FORUM ACQUA: MACIGNO SUI LIMITI PER INQUINAMENTO

“La sentenza del processo di Bussi rischia di essere un macigno sull’applicabilità dei limiti di legge sulle acque potabili e sull’inquinamento e apre al caos normativo e giurisprudenziale. Stiamo leggendo le 188 pagine della sentenza del processo di primo grado per il disastro di Bussi con cui è stato escluso il reato di avvelenamento delle acque destinate al consumo umano. Ovviamente sarà svolto un approfondimento tecnico-giuridico nei prossimi giorni. Emergono però evidenti discrasie sulla ricostruzioni dei fatti in merito alla contaminazione dei Pozzi S.Angelo. Si parla di superamenti “sporadici” e “limitati” delle soglie, quando , a mero titolo di esempio, il tetracloruro di carbonio è stato rilevato con concentrazioni fino a tre volte i limiti fissati dall’Istituto Superiore di Sanità e oltre questo limite in quasi il 10% dei campioni. Ci sono, addirittura, incongruenze anche sulle valutazioni. Tra i diversi casi, segnaliamo che a pag.116, ad esempio, i giudici scrivono che i contaminanti “hanno sicuramente reso l’acqua non potabile” quando a pag.130, nelle conclusioni, scrivono che l’acqua era “sostanzialmente potabile“*. In generale quella che più preoccupa, per le conseguenze che può avere in tutta Italia, è la parte relativa al rispetto dei limiti di legge sulla potabilità e alla pericolosità per la salute umana derivante dai superamenti degli stessi. Scrivono, tra l’altro, i giudici “In definitiva le analisi condotte sulle acque emunte al campo pozzi hanno dimostrato in maniera certa la presenza di inquinanti che…. hanno sicuramente reso l’acqua non potabile, ma non può per ciò solo affermarsi che l’acqua captata dal sottosuolo fosse “avvelenata” e, cioè, potenzialmente in grado di produrre effetti deleteri per la salute pubblica”. I giudici si appiattiscono, infatti, sulla tesi difensiva per la quale questi limiti sarebbero molto cautelativi in quanto fondati sul principio di precauzione e un loro superamento non determinerebbe in concreto un pericolo per la salute pubblica. I PM e l’Istituto Superiore di Sanità avrebbero dovuto individuare altre soglie, direttamente collegabili al pericolo. Così non solo si smonta la legislazione italiana in materia di prevenzione facendo rimanere di fatto solo l’arbitrio ma addirittura si trasforma il principio di precauzione in uno scudo per gli inquinatori. Auspichiamo che il ricorso e il giudizio di secondo grado possano ribaltare questa impostazione.

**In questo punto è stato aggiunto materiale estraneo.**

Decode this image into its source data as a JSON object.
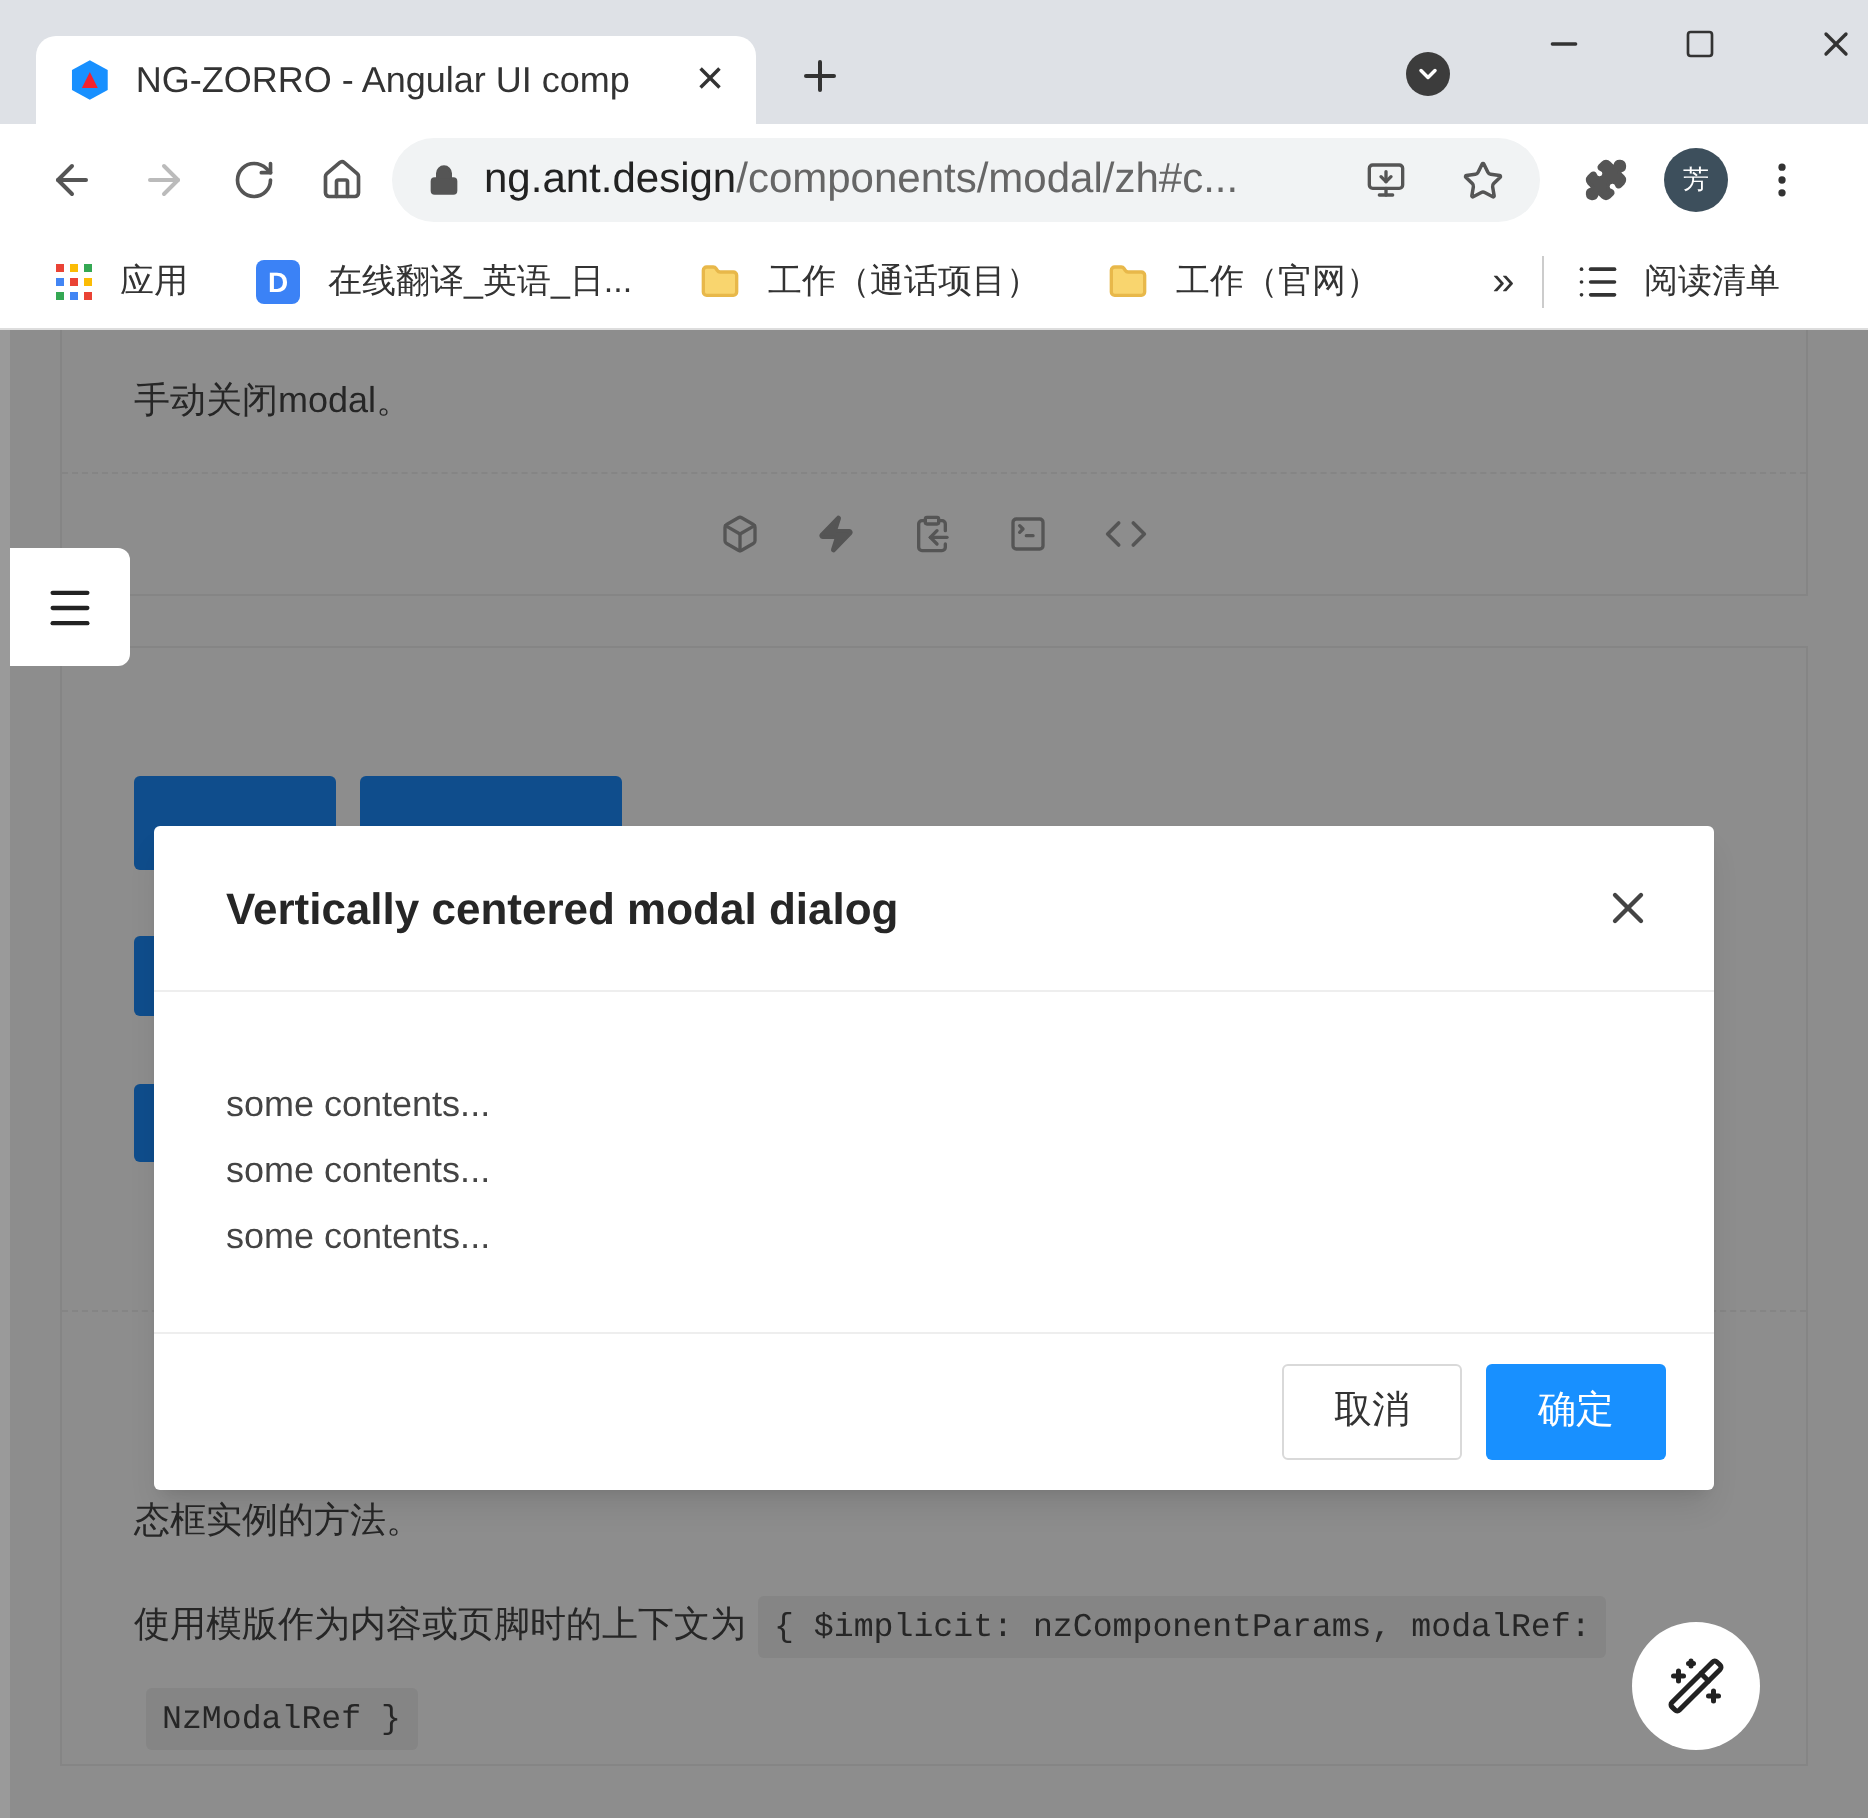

A pag.92 leggiamo, quando si tratta della dispersione degli inquinanti in falda, un testuale “piuma di inquinamento”. Forse sarebbe stato meglio tradurre il termine inglese “plume” in pennacchio come fanno tutti i testi in materia di contaminazione.

*il concetto giuridico di “sostanzialmente potabile” attualmente ci sfugge”.